Mercredi avec Natacha, nous avons pris notre courage et notre baluchon à deux mains pour partir à Kazbegi, tout au nord de la Géorgie, à la frontière russe, de l’autre côté, Vladikavkaz, Beslan, un coin charmant, accessible par un col unique à 2400 mètres d’altitude, la plupart du temps pris par la neige, du moins l’hiver.
Mais, et c’est le must, accessible par une autoroute, l’Autoroute militaire de Géorgie.
A vrai dire, je ne sais pas s’ils comptent réellement la réutiliser, après l’offensive de 2008…, pour d’autres buts militaires.
Ou alors, c’est qu’ils ont déjà fait passer une colonne de tanks dessus et qu’elle n’a pas supporté.
Parce que quand on se retrouve au sommet du col, sur cette pente glacée et ravinée où les cailloux se battent en duel avec les congères… et que, comble du malheur pour une marchroutka géorgienne, on n’arrive plus à doubler, il est réellement permis de douter que l’on se trouve sur une autoroute.

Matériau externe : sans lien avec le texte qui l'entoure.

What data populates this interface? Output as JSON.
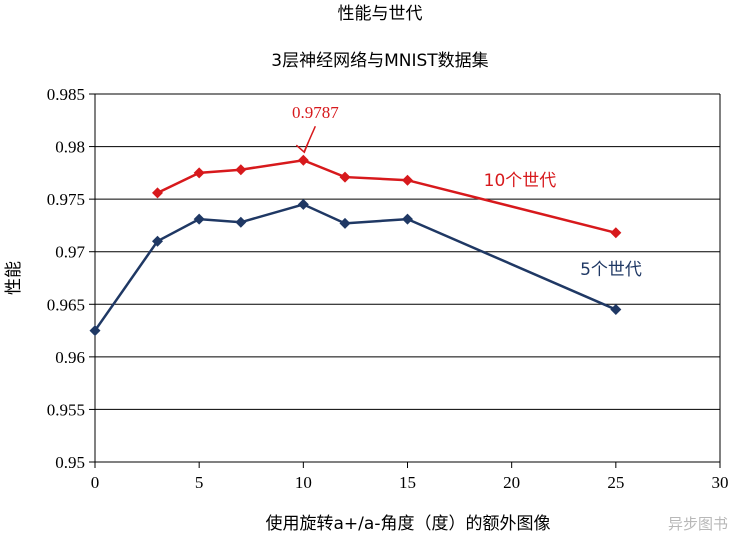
{
  "chart_data": {
    "type": "line",
    "title": "性能与世代",
    "subtitle": "3层神经网络与MNIST数据集",
    "xlabel": "使用旋转a+/a-角度（度）的额外图像",
    "ylabel": "性能",
    "xlim": [
      0,
      30
    ],
    "ylim": [
      0.95,
      0.985
    ],
    "x_ticks": [
      "0",
      "5",
      "10",
      "15",
      "20",
      "25",
      "30"
    ],
    "y_ticks": [
      "0.95",
      "0.955",
      "0.96",
      "0.965",
      "0.97",
      "0.975",
      "0.98",
      "0.985"
    ],
    "grid": "horizontal",
    "series": [
      {
        "name": "10个世代",
        "color": "#d7191c",
        "points": [
          [
            3,
            0.9756
          ],
          [
            5,
            0.9775
          ],
          [
            7,
            0.9778
          ],
          [
            10,
            0.9787
          ],
          [
            12,
            0.9771
          ],
          [
            15,
            0.9768
          ],
          [
            25,
            0.9718
          ]
        ]
      },
      {
        "name": "5个世代",
        "color": "#1f3864",
        "points": [
          [
            0,
            0.9625
          ],
          [
            3,
            0.971
          ],
          [
            5,
            0.9731
          ],
          [
            7,
            0.9728
          ],
          [
            10,
            0.9745
          ],
          [
            12,
            0.9727
          ],
          [
            15,
            0.9731
          ],
          [
            25,
            0.9645
          ]
        ]
      }
    ],
    "annotation": {
      "text": "0.9787",
      "x": 10,
      "y": 0.9787,
      "color": "#d7191c"
    }
  },
  "watermark": "异步图书"
}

Toujours est-il que c’est exactement là, que se déroule le 34ième rassemblement des nudistes-bûcherons de Géorgie, une association qui comme son nom l’indique, consiste à couper des arbres, entièrement « à poil »
Nous avons notre tenue de « nudistes-bûcherons » sur nous, Natacha et moi… et sommes donc prêts à tout…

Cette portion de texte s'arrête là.